PatchSiren cyber security CVE debrief
CVE-2026-12323 Mozilla CVE debrief
CVE-2026-12323 is a spoofing issue in the DOM: Core & HTML component. The vulnerability was fixed in Firefox 152. The CVE was published and modified on June 16, 2026, at 13:16:33 UTC. The vendor is currently listed as Unknown Vendor, but evidence suggests the vulnerability may be related to Mozilla. For more information, see [cve-org](https://www.cve.org/CVERecord?id=CVE-2026-12323) and [nvd](https://nvd.nist.gov/vuln/detail/CVE-2026-12323).
- Vendor
- Mozilla
- Product
- Firefox
- CVSS
- MEDIUM 5.4
- CISA KEV
- Not listed in stored evidence
- Original CVE published
- 2026-06-16
- Original CVE updated
- 2026-06-16
- Advisory published
- 2026-06-16
- Advisory updated
- 2026-06-16
Who should care
Users of Firefox browser, particularly those using versions prior to Firefox 152, should be aware of this vulnerability and take steps to update their browser.
Technical summary
A spoofing issue was found in the DOM: Core & HTML component.

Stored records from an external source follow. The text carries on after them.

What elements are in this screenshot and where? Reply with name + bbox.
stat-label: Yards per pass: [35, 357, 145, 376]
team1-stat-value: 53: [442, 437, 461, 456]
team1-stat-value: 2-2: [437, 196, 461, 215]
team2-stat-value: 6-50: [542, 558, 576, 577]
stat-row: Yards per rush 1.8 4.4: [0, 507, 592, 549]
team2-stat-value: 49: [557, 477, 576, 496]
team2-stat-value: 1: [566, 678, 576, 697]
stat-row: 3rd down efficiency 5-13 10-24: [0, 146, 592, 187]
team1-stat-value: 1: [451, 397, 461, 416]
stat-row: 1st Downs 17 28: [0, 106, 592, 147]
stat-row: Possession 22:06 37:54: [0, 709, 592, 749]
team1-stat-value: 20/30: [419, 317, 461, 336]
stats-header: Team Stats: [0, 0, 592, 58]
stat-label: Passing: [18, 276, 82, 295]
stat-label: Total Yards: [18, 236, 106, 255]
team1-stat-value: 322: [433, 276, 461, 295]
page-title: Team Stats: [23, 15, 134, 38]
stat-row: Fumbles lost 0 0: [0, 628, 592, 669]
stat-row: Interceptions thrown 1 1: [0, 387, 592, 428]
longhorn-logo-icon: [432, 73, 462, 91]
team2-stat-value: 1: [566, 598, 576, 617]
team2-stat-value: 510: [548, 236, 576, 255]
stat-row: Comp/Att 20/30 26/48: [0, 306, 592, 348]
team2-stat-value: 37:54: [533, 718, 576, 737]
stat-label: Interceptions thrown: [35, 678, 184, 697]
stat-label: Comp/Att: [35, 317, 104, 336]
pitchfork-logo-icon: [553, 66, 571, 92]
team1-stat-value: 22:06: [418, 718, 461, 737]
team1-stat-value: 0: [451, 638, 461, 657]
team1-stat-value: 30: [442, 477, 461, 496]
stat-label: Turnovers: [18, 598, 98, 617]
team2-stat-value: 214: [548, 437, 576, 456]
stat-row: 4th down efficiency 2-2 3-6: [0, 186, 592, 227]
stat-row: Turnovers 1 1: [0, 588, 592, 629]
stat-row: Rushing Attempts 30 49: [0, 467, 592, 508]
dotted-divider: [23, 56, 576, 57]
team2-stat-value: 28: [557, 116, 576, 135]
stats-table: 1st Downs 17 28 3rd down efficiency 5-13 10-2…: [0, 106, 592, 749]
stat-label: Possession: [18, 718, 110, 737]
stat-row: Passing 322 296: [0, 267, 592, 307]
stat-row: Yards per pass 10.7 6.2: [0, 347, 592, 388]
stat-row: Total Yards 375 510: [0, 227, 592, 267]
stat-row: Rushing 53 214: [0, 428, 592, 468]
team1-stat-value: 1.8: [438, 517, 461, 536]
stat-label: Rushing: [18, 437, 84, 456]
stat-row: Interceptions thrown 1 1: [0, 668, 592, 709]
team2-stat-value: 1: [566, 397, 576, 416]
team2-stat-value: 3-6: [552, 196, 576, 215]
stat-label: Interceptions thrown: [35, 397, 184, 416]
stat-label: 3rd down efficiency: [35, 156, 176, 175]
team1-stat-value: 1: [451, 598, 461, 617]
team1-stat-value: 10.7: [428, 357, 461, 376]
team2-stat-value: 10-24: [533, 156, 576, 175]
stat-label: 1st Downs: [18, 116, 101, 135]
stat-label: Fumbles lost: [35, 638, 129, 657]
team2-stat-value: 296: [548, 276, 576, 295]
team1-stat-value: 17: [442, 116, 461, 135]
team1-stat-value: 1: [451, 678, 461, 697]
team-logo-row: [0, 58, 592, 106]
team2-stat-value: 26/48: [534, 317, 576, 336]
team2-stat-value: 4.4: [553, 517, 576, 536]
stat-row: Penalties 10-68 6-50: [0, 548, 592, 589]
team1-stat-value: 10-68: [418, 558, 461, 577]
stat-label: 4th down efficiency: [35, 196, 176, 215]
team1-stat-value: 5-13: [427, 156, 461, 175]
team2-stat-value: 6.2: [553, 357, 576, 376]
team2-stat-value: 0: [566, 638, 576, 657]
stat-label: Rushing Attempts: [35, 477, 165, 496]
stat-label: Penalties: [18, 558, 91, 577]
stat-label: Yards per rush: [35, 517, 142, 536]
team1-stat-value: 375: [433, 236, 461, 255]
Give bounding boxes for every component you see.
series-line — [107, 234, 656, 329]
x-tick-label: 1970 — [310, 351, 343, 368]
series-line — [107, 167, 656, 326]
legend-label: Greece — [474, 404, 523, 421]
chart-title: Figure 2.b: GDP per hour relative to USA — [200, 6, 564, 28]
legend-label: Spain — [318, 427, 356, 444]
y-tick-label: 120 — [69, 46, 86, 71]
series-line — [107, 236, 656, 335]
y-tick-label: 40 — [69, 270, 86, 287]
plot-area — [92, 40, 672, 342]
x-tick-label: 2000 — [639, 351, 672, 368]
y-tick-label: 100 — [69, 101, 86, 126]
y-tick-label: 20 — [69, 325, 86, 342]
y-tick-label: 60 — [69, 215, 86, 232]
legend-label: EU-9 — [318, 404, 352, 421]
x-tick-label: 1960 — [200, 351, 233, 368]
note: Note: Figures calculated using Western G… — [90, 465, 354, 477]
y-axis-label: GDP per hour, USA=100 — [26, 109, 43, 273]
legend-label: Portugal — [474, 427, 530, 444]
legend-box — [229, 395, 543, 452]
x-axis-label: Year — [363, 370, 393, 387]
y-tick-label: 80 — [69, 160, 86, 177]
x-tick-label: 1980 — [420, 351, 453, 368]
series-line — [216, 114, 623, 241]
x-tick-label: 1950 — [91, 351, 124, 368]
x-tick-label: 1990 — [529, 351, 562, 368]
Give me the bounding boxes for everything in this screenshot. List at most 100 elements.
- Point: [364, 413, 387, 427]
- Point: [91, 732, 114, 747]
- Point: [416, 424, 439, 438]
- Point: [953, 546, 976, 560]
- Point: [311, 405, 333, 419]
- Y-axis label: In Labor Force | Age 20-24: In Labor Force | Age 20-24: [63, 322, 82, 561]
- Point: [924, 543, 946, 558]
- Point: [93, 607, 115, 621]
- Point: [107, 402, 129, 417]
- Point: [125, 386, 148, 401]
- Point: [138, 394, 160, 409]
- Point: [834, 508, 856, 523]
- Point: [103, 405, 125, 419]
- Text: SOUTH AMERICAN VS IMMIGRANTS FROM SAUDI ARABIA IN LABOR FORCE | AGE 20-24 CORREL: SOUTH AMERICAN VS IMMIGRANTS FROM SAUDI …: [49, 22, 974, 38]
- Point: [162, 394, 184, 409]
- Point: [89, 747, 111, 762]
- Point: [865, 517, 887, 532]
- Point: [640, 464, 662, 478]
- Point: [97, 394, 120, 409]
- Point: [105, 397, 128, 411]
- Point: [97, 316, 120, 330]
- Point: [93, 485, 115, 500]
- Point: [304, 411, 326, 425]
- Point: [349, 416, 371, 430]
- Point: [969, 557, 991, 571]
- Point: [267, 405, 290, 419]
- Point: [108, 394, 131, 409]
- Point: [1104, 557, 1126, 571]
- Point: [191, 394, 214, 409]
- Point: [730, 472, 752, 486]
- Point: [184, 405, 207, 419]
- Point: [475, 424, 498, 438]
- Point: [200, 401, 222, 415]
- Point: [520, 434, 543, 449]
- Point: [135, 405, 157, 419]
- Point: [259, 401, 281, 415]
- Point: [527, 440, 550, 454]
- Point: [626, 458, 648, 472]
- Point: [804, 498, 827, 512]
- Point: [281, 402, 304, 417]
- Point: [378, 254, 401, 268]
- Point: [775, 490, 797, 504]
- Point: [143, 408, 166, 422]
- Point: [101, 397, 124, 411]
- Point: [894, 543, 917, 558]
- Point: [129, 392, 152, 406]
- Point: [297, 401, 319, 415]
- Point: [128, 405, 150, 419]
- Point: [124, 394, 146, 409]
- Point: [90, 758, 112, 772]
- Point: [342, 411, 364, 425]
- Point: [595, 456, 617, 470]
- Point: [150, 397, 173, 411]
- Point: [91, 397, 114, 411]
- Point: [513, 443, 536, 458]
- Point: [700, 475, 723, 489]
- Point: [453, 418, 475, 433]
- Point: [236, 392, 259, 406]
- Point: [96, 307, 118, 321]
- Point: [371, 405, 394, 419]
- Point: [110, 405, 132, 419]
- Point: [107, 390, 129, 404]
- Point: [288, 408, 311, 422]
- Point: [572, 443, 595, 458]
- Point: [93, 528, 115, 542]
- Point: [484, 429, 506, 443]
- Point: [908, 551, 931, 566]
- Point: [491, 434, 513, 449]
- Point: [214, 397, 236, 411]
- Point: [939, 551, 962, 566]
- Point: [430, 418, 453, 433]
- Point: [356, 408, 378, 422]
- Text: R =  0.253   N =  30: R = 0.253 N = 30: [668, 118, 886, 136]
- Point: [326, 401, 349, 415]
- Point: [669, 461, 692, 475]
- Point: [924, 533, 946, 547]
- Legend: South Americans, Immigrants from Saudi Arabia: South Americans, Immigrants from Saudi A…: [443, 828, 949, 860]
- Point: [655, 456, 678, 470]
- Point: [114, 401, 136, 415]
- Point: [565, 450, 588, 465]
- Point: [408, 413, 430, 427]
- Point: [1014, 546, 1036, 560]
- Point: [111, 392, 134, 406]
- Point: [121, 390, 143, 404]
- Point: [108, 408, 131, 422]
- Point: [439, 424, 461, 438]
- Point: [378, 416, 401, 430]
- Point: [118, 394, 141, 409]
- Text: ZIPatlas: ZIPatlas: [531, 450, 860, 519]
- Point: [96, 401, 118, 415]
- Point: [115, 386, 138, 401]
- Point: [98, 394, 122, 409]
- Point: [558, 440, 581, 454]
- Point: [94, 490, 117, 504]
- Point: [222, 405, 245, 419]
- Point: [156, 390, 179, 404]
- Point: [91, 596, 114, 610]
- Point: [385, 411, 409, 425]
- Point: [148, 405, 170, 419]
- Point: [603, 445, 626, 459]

This vulnerability was fixed in Firefox 152.
Defensive priority
Medium
Recommended defensive actions
- Update Firefox to version 152 or later.
Evidence notes
The vendor is currently listed as Unknown Vendor, but evidence suggests the vulnerability may be related to Mozilla.
Official resources
CVE-2026-12323 was published and modified on June 16, 2026, at 13:16:33 UTC.